Mynyddislwyn was a civil parish and urban district in the historic county of Monmouthshire, South East Wales. It was abolished in the local government reorganisation of 1974. It is named for the hill or common at its centre, “Mynydd Islwyn”. The Welsh-language poet William Thomas (1832–1878) took his bardic name of “Islwyn” from the place “Mynydd Islwyn”, after which “Islwyn” became a common boy's name in Wales.

The ancient parish of Mynyddislwyn covered a large part of the lower Ebbw and Sirhowy Valleys. In 1894 the Crosskeys area was included in the urban district of Risca, and Abercarn was constituted a separate urban district. The remainder of the parish was included in St Mellons Rural District, and included the hamlets of Fleur-de-Lis, Gelligroes, Penmain, Pontllanfraith and Ynysddu.

On 1 October 1903 Mynyddislwyn became an urban district. In 1926 it formed the “West Monmouthshire Omnibus Board” with neighbouring Bedwellty urban district, to maintain local ownership of local bus services. In 1935 the boundaries were adjusted with Bedwas and Machen and Bedwellty urban districts under a County Review Order.

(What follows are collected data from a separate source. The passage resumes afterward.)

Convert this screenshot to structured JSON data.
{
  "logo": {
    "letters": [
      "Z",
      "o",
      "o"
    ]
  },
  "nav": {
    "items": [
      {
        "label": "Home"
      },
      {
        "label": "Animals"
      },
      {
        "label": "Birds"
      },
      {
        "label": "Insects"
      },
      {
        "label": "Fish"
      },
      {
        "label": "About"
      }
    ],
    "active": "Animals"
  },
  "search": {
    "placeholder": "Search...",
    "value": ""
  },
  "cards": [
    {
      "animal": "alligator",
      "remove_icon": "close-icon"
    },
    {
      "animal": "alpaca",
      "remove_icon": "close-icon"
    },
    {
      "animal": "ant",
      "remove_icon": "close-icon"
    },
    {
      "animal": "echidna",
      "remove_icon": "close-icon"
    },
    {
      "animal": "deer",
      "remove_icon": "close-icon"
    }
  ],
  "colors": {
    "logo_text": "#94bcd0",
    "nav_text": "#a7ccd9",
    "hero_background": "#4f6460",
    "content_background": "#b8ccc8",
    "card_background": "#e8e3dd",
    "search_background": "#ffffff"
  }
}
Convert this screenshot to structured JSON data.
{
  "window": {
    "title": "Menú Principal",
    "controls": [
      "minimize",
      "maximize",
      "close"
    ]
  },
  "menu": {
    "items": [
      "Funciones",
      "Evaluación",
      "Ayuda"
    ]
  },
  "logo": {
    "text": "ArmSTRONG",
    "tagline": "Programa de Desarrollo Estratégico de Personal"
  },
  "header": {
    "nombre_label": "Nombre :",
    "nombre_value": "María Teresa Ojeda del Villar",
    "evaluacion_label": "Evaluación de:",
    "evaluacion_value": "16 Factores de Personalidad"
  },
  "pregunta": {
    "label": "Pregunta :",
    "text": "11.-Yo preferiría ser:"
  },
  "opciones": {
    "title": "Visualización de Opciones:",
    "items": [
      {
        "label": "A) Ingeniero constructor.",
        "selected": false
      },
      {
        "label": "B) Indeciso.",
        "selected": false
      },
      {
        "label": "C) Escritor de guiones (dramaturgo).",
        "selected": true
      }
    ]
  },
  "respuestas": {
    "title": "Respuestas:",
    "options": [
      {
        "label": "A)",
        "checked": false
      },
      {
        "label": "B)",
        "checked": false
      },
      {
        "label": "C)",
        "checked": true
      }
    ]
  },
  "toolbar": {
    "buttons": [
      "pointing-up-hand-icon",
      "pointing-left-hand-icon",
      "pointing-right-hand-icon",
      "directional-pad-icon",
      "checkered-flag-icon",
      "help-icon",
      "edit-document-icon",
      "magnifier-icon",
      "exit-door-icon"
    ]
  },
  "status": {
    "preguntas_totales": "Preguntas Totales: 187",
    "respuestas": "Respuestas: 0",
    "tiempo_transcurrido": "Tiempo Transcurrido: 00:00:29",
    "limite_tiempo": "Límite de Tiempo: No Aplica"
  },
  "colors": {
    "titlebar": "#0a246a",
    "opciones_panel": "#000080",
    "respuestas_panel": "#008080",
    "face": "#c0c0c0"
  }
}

“Mynyddislwyn Urban District” was abolished in 1974, with its area passing to the borough of Islwyn, in the newly created administrative county of Gwent. Further local government reform in 1996 included the area in the county borough of Caerphilly.

St Tudor's church is part of the Benefice of Upper Islwyn, and has services on the first Sunday of every month.